九幽冥王紧跟而至,嗔道:“走那么快作甚?”
“再快,你也追得上。”他淡然回应。
她气结,却又无法离去。两人一前一后,穿行殿宇,唯有足音回响,宛如命运交响。
忽而,她鼓起勇气,咬唇问道:“紫衣是谁?是你心上人?”
至尊玉骤停,转身愕然:“你怎知此名?”
“你梦中呓语。”
他神色柔和,微笑道:“紫衣,乃我义女。”
犹如晴霹雳,酆都大帝美目圆睁,呆立当场。“女……女儿?”
至尊玉见其失态,心中得意,笑道:“不错,是我义女。”
她浑身再震,见其慈祥之貌,信了几分,然内心翻江倒海,自问:“我为何如此在意?他有妻女,与我何干?莫非……我竟动了凡心?不!绝不可能!”
强作镇定,她故作淡然:“那你有妻子否?”
声音微颤,几近泣诉。
至尊玉闻言一愣,苦笑摇头:“妻子?何其遥远。紫衣乃我义女,我从未婚配。”
她顿时轻松,白眼道:“吓我一跳,怎不早!”
至尊玉奇道:“你似甚欢喜?”
她脸红耳赤,低头硬撑:“我才没高兴!你娶不娶妻,关我何事?休要自作多情!我是不会喜欢你的!”

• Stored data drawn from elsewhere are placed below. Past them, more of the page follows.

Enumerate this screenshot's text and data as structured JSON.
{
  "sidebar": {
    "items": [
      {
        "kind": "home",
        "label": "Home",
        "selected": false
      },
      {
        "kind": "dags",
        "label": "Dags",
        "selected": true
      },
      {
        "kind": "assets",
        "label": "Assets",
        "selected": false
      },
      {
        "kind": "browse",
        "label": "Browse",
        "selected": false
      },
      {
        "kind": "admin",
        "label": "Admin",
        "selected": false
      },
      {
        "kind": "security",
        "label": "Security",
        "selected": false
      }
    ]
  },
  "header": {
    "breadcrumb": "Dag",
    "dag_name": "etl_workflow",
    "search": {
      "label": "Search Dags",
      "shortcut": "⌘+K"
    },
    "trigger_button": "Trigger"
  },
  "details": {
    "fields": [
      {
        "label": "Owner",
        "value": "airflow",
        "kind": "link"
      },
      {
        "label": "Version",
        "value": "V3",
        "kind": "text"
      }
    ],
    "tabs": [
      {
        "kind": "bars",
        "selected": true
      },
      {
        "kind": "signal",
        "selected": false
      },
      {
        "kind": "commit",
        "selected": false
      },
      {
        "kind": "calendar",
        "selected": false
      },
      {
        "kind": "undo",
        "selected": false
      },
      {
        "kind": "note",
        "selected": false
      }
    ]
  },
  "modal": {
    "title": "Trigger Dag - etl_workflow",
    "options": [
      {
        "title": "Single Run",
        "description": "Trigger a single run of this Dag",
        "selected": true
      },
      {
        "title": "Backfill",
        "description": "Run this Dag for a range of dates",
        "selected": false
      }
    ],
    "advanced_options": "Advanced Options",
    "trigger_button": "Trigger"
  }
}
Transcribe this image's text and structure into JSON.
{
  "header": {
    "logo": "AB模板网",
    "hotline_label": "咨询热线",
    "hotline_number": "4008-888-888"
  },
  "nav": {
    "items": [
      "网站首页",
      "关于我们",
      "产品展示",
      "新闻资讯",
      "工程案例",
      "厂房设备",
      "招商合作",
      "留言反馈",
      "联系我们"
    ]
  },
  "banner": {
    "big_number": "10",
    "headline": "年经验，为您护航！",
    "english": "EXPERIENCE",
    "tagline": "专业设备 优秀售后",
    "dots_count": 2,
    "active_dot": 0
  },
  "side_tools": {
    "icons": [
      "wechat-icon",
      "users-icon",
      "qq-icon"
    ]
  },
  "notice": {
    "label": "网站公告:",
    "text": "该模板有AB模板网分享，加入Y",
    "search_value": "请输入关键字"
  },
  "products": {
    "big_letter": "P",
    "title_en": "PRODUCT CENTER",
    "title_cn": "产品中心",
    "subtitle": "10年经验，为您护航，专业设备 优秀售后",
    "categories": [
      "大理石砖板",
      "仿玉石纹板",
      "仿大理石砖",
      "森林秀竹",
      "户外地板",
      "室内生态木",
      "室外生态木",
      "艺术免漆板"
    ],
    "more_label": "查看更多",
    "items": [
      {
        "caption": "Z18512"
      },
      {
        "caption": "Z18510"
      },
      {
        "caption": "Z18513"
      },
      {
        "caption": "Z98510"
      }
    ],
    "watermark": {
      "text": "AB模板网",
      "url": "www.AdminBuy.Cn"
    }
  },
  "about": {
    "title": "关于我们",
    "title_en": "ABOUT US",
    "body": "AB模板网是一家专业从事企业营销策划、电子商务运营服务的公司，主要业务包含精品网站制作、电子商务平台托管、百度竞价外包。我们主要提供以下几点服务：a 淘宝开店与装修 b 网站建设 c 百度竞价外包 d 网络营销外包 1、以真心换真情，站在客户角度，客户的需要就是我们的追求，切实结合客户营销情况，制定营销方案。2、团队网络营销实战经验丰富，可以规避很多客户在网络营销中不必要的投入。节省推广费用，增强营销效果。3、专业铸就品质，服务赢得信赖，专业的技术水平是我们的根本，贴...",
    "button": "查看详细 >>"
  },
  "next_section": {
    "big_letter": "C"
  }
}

话音未落,至尊玉脸色僵住,指着她,又指自己,傻问:“你喜欢我?”
“我喜欢你?你做梦!”她尖叫反驳。
他尴尬挠头:“我知道你不可能喜欢我,只是问问罢了。”
她大声否认后,心中竟生悔意,偷瞥其人,见他若无其事继续探查神殿,不由得暗恼:“这猪头,怎如此不开窍?”
继而自笑,抚面觉烫,羞急交加。纵不愿承认,然此番风波,已在心湖投石,涟漪层层,难再平静。
正所谓:
> 一念起时万缘生,
> 情关不比关易。
> 冥王尚且迷凡心,
> 齐何能免执意?
且看这一对宿命之人,困于绝地,互试真心,待到草薙剑现、倭鬼伏诛之日,方知佛道之争,不在庙堂,而在一心;超脱之道,不在神通,而在觉悟。
喜欢风流公子至尊玉:凡人悟空修仙传请大家收藏:(m.xs.com)风流公子至尊玉:凡人悟空修仙传五峰小说网更新速度最快。